Максим извлечен из жизни, Лаутин — из «соображения». Чтобы охарактеризовать Максима, авторам критических статей понадобилось прибегнуть ко многим эпитетам. Для характеристики Лаутина это оказалось ненужным.
Не только характер, но и внешний облик учителя Лаутина бледен. Он лишен тех частных подробностей, которые обычно сближают образ с жизнью, делают его жизненно ощутимым. Даже выбор костюма Лаутина основывался не на живых наблюдениях, а на отвлеченной задаче. Можно предположить, что она была примерно такой: «Пусть своей корректной внешностью, подтянутым видом учитель служит примером аккуратности». Во исполнение этой задачи Лаутин-младший, несмотря на летний зной, почти неизменно находится в пиджачной паре и при галстуке. Этот умозрительно выбранный наряд весьма заметно контрастировал с тщательно выбранными костюмами ряда других персонажей.
Очень точно, например, одет Лаутин-отец: и он тоже носит пиджак и галстук. Но несколькими меткими деталями они лишаются скучной нейтральности и обретают индивидуализированную конкретность. Тут на помощь приходят такие, казалось бы, микроскопически малые подробности, как зажимка галстука и то, что рубашка под пиджаком одета на выпуск и перехвачена поясом. На лацкане красуется орден Трудового Красного Знамени. Не забыта и цепочка для часов. Все это идет от жизни, вносит в облик черты среды и времени.
Абсолютно убедительна подлинностью облика и Аграфена в своей кофточке, опоясанной «по-модному». Удачно помогает рисунку внешности героини ее прическа — волосы уложены на лбу мыском, скреплены сбоку заколкой, а сзади собраны в пучок. Почти в каждом, даже второстепенном персонаже с тою же зоркостью замечено только ему присущее, живое, обозначенное метким штрихом.
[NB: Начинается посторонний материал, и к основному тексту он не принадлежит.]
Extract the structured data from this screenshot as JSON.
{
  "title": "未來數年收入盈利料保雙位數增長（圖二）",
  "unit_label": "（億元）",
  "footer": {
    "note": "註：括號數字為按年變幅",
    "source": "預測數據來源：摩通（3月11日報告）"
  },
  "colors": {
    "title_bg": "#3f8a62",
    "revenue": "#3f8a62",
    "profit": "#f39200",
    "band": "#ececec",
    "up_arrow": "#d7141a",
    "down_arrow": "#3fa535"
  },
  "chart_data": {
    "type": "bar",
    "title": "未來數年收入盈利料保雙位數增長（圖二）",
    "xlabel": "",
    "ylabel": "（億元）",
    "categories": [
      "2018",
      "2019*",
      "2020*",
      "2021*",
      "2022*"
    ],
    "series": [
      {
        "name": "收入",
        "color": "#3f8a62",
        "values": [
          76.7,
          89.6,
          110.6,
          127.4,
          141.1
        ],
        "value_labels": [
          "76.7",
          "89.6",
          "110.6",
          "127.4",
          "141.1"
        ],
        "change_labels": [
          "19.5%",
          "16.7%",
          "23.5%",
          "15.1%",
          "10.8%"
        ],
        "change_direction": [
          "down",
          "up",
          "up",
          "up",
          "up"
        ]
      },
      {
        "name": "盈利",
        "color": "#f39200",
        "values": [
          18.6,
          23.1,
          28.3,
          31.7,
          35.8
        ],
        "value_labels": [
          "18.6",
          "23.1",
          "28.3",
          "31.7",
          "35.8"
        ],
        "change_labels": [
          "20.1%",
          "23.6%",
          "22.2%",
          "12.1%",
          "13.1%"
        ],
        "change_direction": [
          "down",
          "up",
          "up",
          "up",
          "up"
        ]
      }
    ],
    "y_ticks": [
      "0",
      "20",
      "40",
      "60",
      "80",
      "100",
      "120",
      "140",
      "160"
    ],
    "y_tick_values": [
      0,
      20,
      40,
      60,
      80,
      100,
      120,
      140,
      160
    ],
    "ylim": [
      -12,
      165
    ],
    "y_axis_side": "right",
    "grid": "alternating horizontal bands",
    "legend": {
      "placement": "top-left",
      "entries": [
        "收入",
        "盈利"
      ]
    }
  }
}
Все это высмотрено в жизни.
Неудача с условным нарядом Лаутина-младшего мешает ему полностью слиться с окружающими. Глядя на него, с трудом отрешаешься от мысли, что это вовсе не сельский учитель, а репетирующий соответствующую роль очень хороший актер Борис Чирков — настолько его облик ближе к внешности актера, чем сельского учителя.
Мачерет А. Мысль не создает образа // Художественные течения в советском кино. М.: Искусство, 1963.